Our focus is on the American market, where hospitals there have an immense financial interest in collaborating with us because the average cost of a patient who acquires an infection in hospital can reach tens of thousands of dollars, and on average, that patient will stay ten days longer in the hospital, something for which the hospital receives no refund.

One example of a hospital-acquired infection is pneumonia for patients attached to respiratory machines. In this context, OpisoftCare analyzes the data in the intensive care unit and warns the doctors of patients at high risk  to develop that kind of pneumonia, which patients are  at low risk and when the risk level changes. The program also continuously informs the doctor which of the patients has already developed pneumonia and how quickly it is possible to wean  off the respirator in order to lower the risk”, says May-Dan.
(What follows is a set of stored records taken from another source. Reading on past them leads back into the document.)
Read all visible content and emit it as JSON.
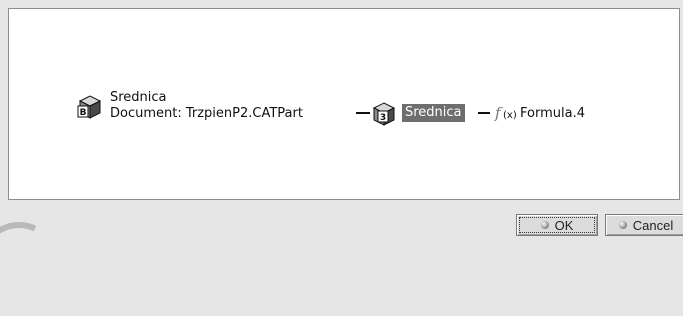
{
  "tree": {
    "root": {
      "icon": "part-document-cube-icon",
      "title": "Srednica",
      "subtitle": "Document: TrzpienP2.CATPart"
    },
    "parameter": {
      "icon": "parameter-cube-icon",
      "label": "Srednica"
    },
    "formula": {
      "icon": "formula-fx-icon",
      "label": "Formula.4"
    }
  },
  "buttons": {
    "ok_label": "OK",
    "cancel_label": "Cancel"
  },
  "colors": {
    "selection_bg": "#6e6e6e",
    "panel_bg": "#ffffff",
    "dialog_bg": "#e6e6e6"
  }
}
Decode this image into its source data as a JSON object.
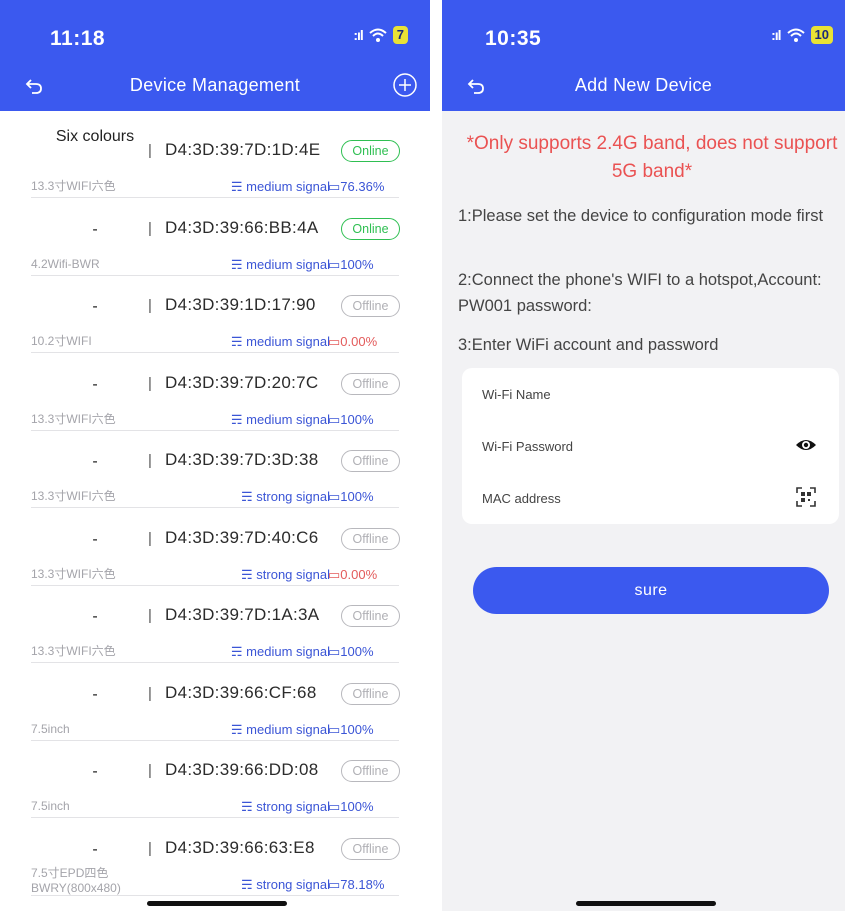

OpisoftCare’s software for reducing infections was first implemented at the Sheba Medical Center in Tel Hashomer and was subsequently installed at University Health Louisiana – a large academic hospital in the United States. At the beginning of the year, the company won a tender for the creation of a national system for the reduction of infections that will include all hospitals nationwide.

“Our plan is to continue development. Every three months we insert an additional content area into our program”, May-Dan says. “We began with hospital-acquired infections and readmissions and today our program also analyzes other medical situations: repeat surgery, resistant bacteria, chronic diseases and other complex situations that require real-time analysis of vast data in order to make clinical decisions.”

“Our business model runs in parallel the concept and the technological model. We have a subsidiary company in the United States that is working with a senior and experienced American team on the business development and sales to the American market. This company is establishing the infrastructure for operations in the American market. Furthermore, we are close to the completion of strategic processes to partner with the largest corporations in the United States, a step that will enable us rapid growth in that market”, summarizes May-Dan.